ABC News journalist Christiane Amanpour landed an exclusive interview with Egyptian President Hosni Mubarak on Thursday after she went to his palace to speak to someone else.

The veteran foreign correspondent made it to the interview only after talking her way past an angry mob that had surrounded her car.

Ms. Amanpour wrote in a reporter’s notebook on ABC ’s website that she left for the Presidential Palace after being granted an interview with new Vice President Omar Suleiman. Ms. Amanpour, who worked at CNN before joining ABC last year, wasn’t available to talk about the experience, a network spokeswoman said.

While ABC ’s camera crew was setting up for the Suleiman interview, Ms. Amanpour asked to see Mr. Mubarak, whom she had interviewed in the past.

“Within what seemed like just minutes, I was whisked into a reception room where he was waiting,” she wrote. “He greeted me warmly, and we started to talk. He looked tired, but well.”

Mr. Mubarak, in power for nearly three decades, has been under heavy pressure from demonstrators to leave office, and everyday life in Cairo has been turned upside down by the largest anti-government protests in Egypt in decades. He told Ms. Amanpour that he’d like to leave office now but fears the country would sink deeper into chaos. He blamed an outlawed opposition group for the violence, with protesters and government supporters engaged in rock-throwing battles.

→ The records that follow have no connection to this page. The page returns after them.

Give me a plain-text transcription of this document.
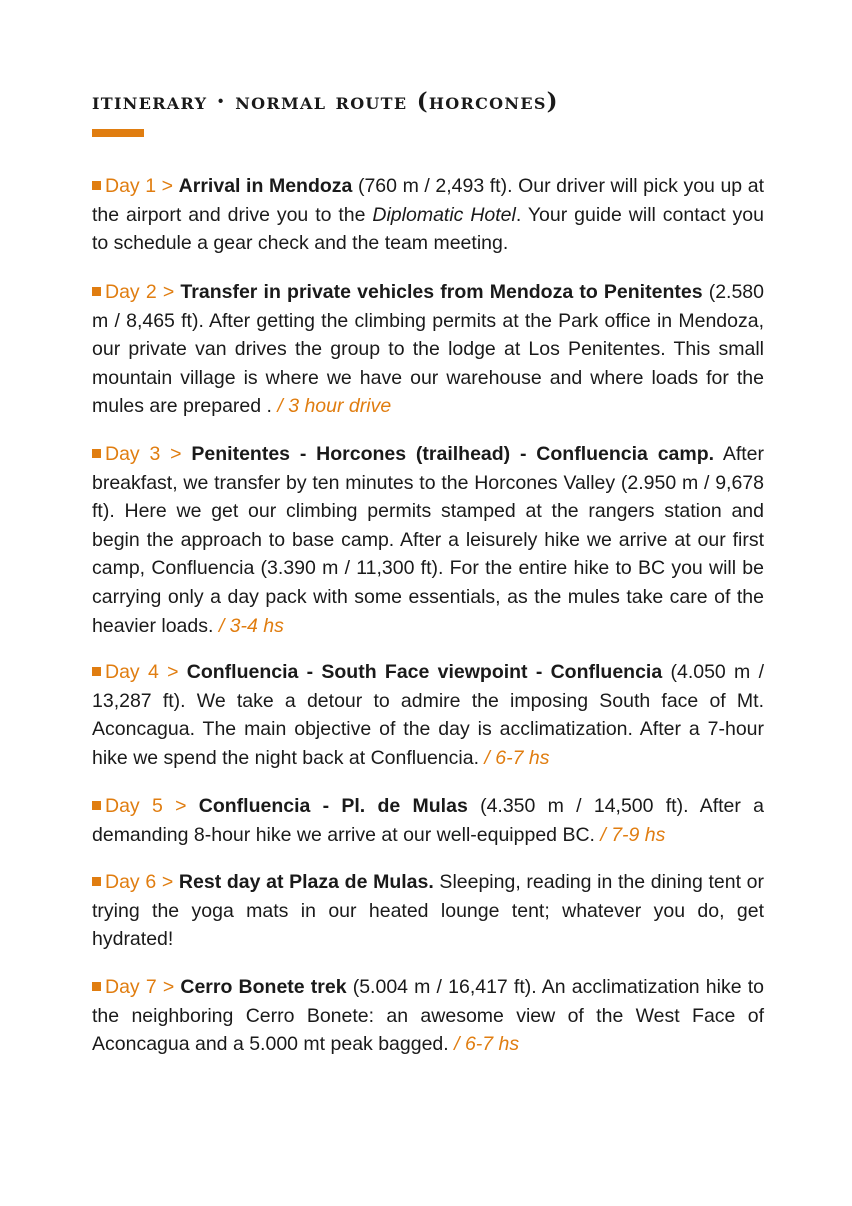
itinerary · normal route (horcones)

Day 1 > Arrival in Mendoza (760 m / 2,493 ft). Our driver will pick you up at the airport and drive you to the Diplomatic Hotel. Your guide will contact you to schedule a gear check and the team meeting.

Day 2 > Transfer in private vehicles from Mendoza to Penitentes (2.580 m / 8,465 ft). After getting the climbing permits at the Park office in Mendoza, our private van drives the group to the lodge at Los Penitentes. This small mountain village is where we have our warehouse and where loads for the mules are prepared . / 3 hour drive

Day 3 > Penitentes - Horcones (trailhead) - Confluencia camp. After breakfast, we transfer by ten minutes to the Horcones Valley (2.950 m / 9,678 ft). Here we get our climbing permits stamped at the rangers station and begin the approach to base camp. After a leisurely hike we arrive at our first camp, Confluencia (3.390 m / 11,300 ft). For the entire hike to BC you will be carrying only a day pack with some essentials, as the mules take care of the heavier loads. / 3-4 hs

Day 4 > Confluencia - South Face viewpoint - Confluencia (4.050 m / 13,287 ft). We take a detour to admire the imposing South face of Mt. Aconcagua. The main objective of the day is acclimatization. After a 7-hour hike we spend the night back at Confluencia. / 6-7 hs

Day 5 > Confluencia - Pl. de Mulas (4.350 m / 14,500 ft). After a demanding 8-hour hike we arrive at our well-equipped BC. / 7-9 hs

Day 6 > Rest day at Plaza de Mulas. Sleeping, reading in the dining tent or trying the yoga mats in our heated lounge tent; whatever you do, get hydrated!

Day 7 > Cerro Bonete trek (5.004 m / 16,417 ft). An acclimatization hike to the neighboring Cerro Bonete: an awesome view of the West Face of Aconcagua and a 5.000 mt peak bagged. / 6-7 hs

Ms. Amanpour’s interview was off camera. She said she asked Mr. Mubarak after the conversation whether she could report on it and he said yes.

Because of Mr. Mubarak’s supporters, Ms. Amanpour almost didn’t make it to the Presidential Palace. She was caught up in the menacing atmosphere that many journalists, including herself the day before, have been facing in reporting on the country’s unrest. Her car was stopped by traffic in a neighbourhood where pro—Mubarak demonstrators had set up checkpoints, and it was surrounded by an angry mob, she wrote.

To get through took about an hour’s negotiation, ended only when she showed a soldier official papers confirming her interview with Mr. Suleiman, she said.

“Nobody was hurt and nobody was attacked,” she wrote, “but it was clearly an uncertain and unsettling hour.”